Judas hatte seine ganze Hoffnung auf Jesus gesetzt. Er hat an Jesus geglaubt. Was bisher keiner geschafft hat, Jesus würde es schaffen. Er würde der Herrschaft der Römer ein Ende setzen, würden den Armen zu ihrem Recht verhelfen. würde die Mächtigen vom Thron stürzen und das Land mit Gerechtigkeit regieren. Kein Kind bräuchte mehr zu hungern, keine Frau sich erniedrigen, kein Mann sich versklaven. Und dann das! Keine Herrschaft, sondern der Tod. Jesus liefert sich aus an die Feinde und verzichtet auf alle Macht. Diese Enttäuschung hat Judas nicht verkraftet. Das war zu bitter. Das hätte Jesus ihm nicht antun dürfen. Judas zieht Konsequenzen: Aus Wut, aus Verzweiflung, aus enttäuschter Hoffnung. Judas hat Jesus verkauft, ein Kuss für dreißig Silberlinge. Das Ende einer Beziehung. Ein Abschied voller schlechter Gefühle. Wie oft trennen wir uns im Streit. Gehen auseinander und lassen böse Worte zwischen uns stehen. Sind nicht bereit aufeinander zuzugehen, miteinander ins Gespräch zu kommen, knallen die Türen zu, ziehen die Decke über den Kopf - Abschiede voller schlechter Gefühle. Was wir bei Markus nicht finden, schreibt Matthäus. Nachdem Jesus zum Tod verurteilt war, reut es Judas. Er merkt, dass er entsetzlich Unrecht getan hat und versucht alles wieder rückgängig zu machen. Aber es ist zu spät. Die Hohenpriester wollen die dreißig Silberlinge nicht zurück. Sie schicken ihn fort. Judas wird damit nicht fertig. Er spürt, wie unumkehrbares ist und, so schreibt Matthäus, er erhängt sich. Solche Worte sind die schlimmsten. Abschiede im Streit. Abschiede, die nicht rückgängig, Worte, die nicht ungesagt zu machen sind. Abschiede voller Enttäuschung. Misslungene Abschiede.

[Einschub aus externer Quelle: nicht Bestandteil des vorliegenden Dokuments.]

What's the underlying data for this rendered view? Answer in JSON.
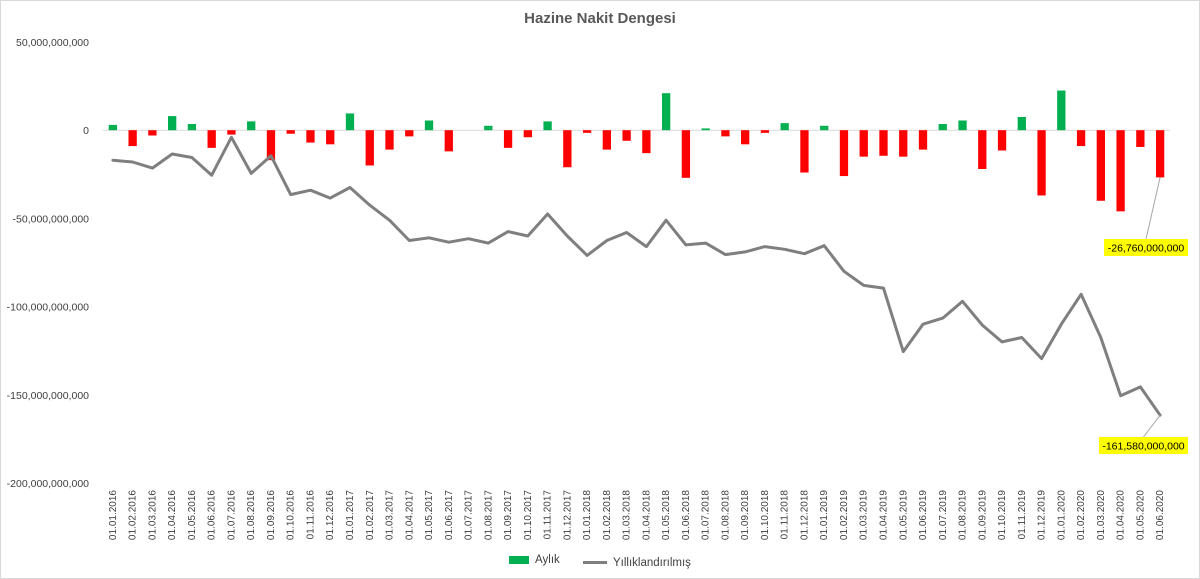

Jesu Passamahl war ein Abschiedsmahl - und doch zugleich ein Hoffnungsmahl. Weil dieses Abendmahl nicht nur das Ende, sondern auch ein Anfang war. Jesus hat uns aufgetragen, es immer wieder miteinander zu feiern und dabei an sein letztes Abendmahl zu denken. Abschiedsmahl und Erinnerungsmahl. Immer wieder dürfen wir seiner Einladung dazu folgen auch heute – wenn auch nicht in der Kirche, sondern zu Hause - und denken an den Abschied in Jerusalem und vertrauen mit all unserer Hoffnung darauf, dass es bei Gott keinen Abschied gibt, der endgültig ist.

aus dem 14. Kapitel des Evangeliums nach Markus

Und am Abend kam Jesus mit den Zwölfen. Und als sie bei Tisch waren und aßen, sprach Jesus: Wahrlich, ich sage euch: Einer unter euch, der mit mir isst, wird mich verraten. Und sie wurden traurig und fragten ihn, einer nach dem andern: Bin ich's? Er aber sprach zu ihnen: Einer von den Zwölfen, der mit mir seinen Bissen in die Schüssel taucht. Der Menschensohn geht zwar hin, wie von ihm geschrieben steht; weh aber dem Menschen, durch den der Menschensohn verraten wird! Es wäre für diesen Menschen besser, wenn er nie geboren wäre. Und als sie aßen, nahm Jesus das Brot, dankte und brach's und gab's ihnen und sprach: Nehmet; das ist mein Leib. Und er nahm den Kelch, dankte und gab ihnen den; und sie tranken alle daraus. Und er sprach zu ihnen: Das ist mein Blut des Bundes,das für viele vergossen wird. Wahrlich, ich sage euch, dass ich nicht mehr trinken werde vom Gewächs des Weinstocks bis an den Tag, an dem ich aufs Neue davon trinke im Reich Gottes.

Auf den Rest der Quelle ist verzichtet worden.